They had become different after the war. Without the threat of impending death at the hands of a madman (gleefully predicted by Sybil Trelawney, the old hag) she had come to realize just how much.

During their school years they had bonded. After all, no matter how strange and different she may have felt, something about being rescued from a smelly, disgusting mountain troll had appealed to an inner princess she didn't realize she possessed. *heh* Who would have ever thought she would feel like the damsel in distress waiting at the top of a tower?

Still, between insane reptilian madmen, giant spiders, mountains trolls, giants, dementors, snakes, rats and death spells (Oh My!), they didn't have time to really realize how different they were. Adversity drew them together, it made them into the people they were today. Maybe she should have gotten some clue earlier, when they reacted so differently to the same stimuli. Questionable broom shows up in the morning post-do you get it checked for malicious spells or do you jump on it and go zooming into the air? Questionable books shows up containing spells which can slice through someone's flesh with no more than the wave of a wand? Wave that wand and see what happens or investigate the book's provenance?

Once their ultimate goal was removed, they had focused on more mundane goals. Grow up, get a job, get married, have children, lather, rinse, repeat. She realized, once the furor had died down, that she liked being different. She had long ago accepted that she just wasn't like your average person. Hell, she wasn't like your average wizard. Spend enough time alone at the lunch table or having to stop in the middle of conversation because people are looking at you as though you've gone crazy and well, you have to either learn to accept yourself or go mad.

Harry, however, had had the opposite reaction. He had spent so many years being the center of attention, unwilling or not, that he spent all his time after the war desperately trying to fit in. Anything to not mark him as the one who slew the Dark Lord, the one with the too big clothes who lives under the stairs. He had made normal into an art. Find a surrogate family? Check. Meet the perfect girl of your dreams? Check. Having her be part of said surrogate family? Bonus points. It was the wizard equivalent of marrying your high school sweetheart. Hell, Ginny had been in love with Harry since she was a child blushing and spying on him from the far end of the dinner table.

This was not to say she was criticizing his choices. She understood, intellectually at least, how a life like his could drive you to extremes of conformity. Still, for her, it rang…untrue. She had had more than her share of the media attention (one article by Rita Skeeter was enough to do that to anyone, much less entire special issues of the Prophet) but melting into the background just wasn't an option. Nor did she think these ideological differences would be enough to kill a friendship that had been through death and beyond.

At least, she had thought so. But eventually they had begun to drift. Between the little "everydays" of work and errands and things, they rarely had time to meet anymore. When they did see each other it tended to be at Weasley family events; birthdays, christenings, weddings. Each of which became a nightmare for her as seemed to have made it her personal mission to help her "settle down". Originally everyone had just laughed off her attempts, even Harry. But lately…he had joined in.

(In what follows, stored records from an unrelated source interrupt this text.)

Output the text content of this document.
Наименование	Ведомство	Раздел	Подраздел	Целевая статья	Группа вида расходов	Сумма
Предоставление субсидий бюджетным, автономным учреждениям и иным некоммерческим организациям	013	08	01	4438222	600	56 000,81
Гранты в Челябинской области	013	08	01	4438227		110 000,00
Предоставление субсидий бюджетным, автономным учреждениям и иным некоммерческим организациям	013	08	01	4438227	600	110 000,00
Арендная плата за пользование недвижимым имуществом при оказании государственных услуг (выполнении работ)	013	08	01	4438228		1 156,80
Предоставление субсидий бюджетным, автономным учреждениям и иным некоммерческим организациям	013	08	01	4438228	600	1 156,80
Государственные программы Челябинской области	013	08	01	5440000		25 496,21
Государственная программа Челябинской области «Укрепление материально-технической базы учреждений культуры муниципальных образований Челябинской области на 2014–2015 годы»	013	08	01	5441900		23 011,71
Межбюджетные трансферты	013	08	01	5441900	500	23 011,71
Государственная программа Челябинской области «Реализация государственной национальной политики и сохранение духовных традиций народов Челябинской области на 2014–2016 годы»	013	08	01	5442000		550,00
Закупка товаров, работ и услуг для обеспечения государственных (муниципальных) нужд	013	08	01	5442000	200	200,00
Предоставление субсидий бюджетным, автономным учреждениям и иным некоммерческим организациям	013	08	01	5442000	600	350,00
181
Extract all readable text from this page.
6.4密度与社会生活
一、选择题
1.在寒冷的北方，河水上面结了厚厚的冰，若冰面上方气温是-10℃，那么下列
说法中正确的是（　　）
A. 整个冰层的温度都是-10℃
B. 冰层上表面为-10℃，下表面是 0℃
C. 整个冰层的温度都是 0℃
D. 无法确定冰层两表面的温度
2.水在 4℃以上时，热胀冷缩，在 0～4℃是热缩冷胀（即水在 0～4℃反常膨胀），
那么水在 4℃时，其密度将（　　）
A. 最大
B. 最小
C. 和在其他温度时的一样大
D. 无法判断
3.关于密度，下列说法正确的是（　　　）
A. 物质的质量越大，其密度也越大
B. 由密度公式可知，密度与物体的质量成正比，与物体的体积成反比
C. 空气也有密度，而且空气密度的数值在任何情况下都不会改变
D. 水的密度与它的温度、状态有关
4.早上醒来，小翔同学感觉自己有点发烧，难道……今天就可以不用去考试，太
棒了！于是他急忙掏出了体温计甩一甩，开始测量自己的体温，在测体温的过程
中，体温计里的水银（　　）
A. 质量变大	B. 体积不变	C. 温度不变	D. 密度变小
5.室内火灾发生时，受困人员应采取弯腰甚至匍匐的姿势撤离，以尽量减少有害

Not just silently chuckling or absently nodding his head but vocally agreeing with Molly. At the last major event, Charlie's birthday, he had even gone so far as to corner her over the punch bowl and not so subtly extol the virtues of the settled life. What the hell had he been thinking?

It was the kind of move she never would have expected from him. It had practically been a lecture on the virtues of stability. After her initial burst of anger, she just found the memory sad. The thought that they could drift so far and change so much was almost frightening. At this point she really did know what to do, other than try to get some sleep and hope for a resolution or a spark tomorrow.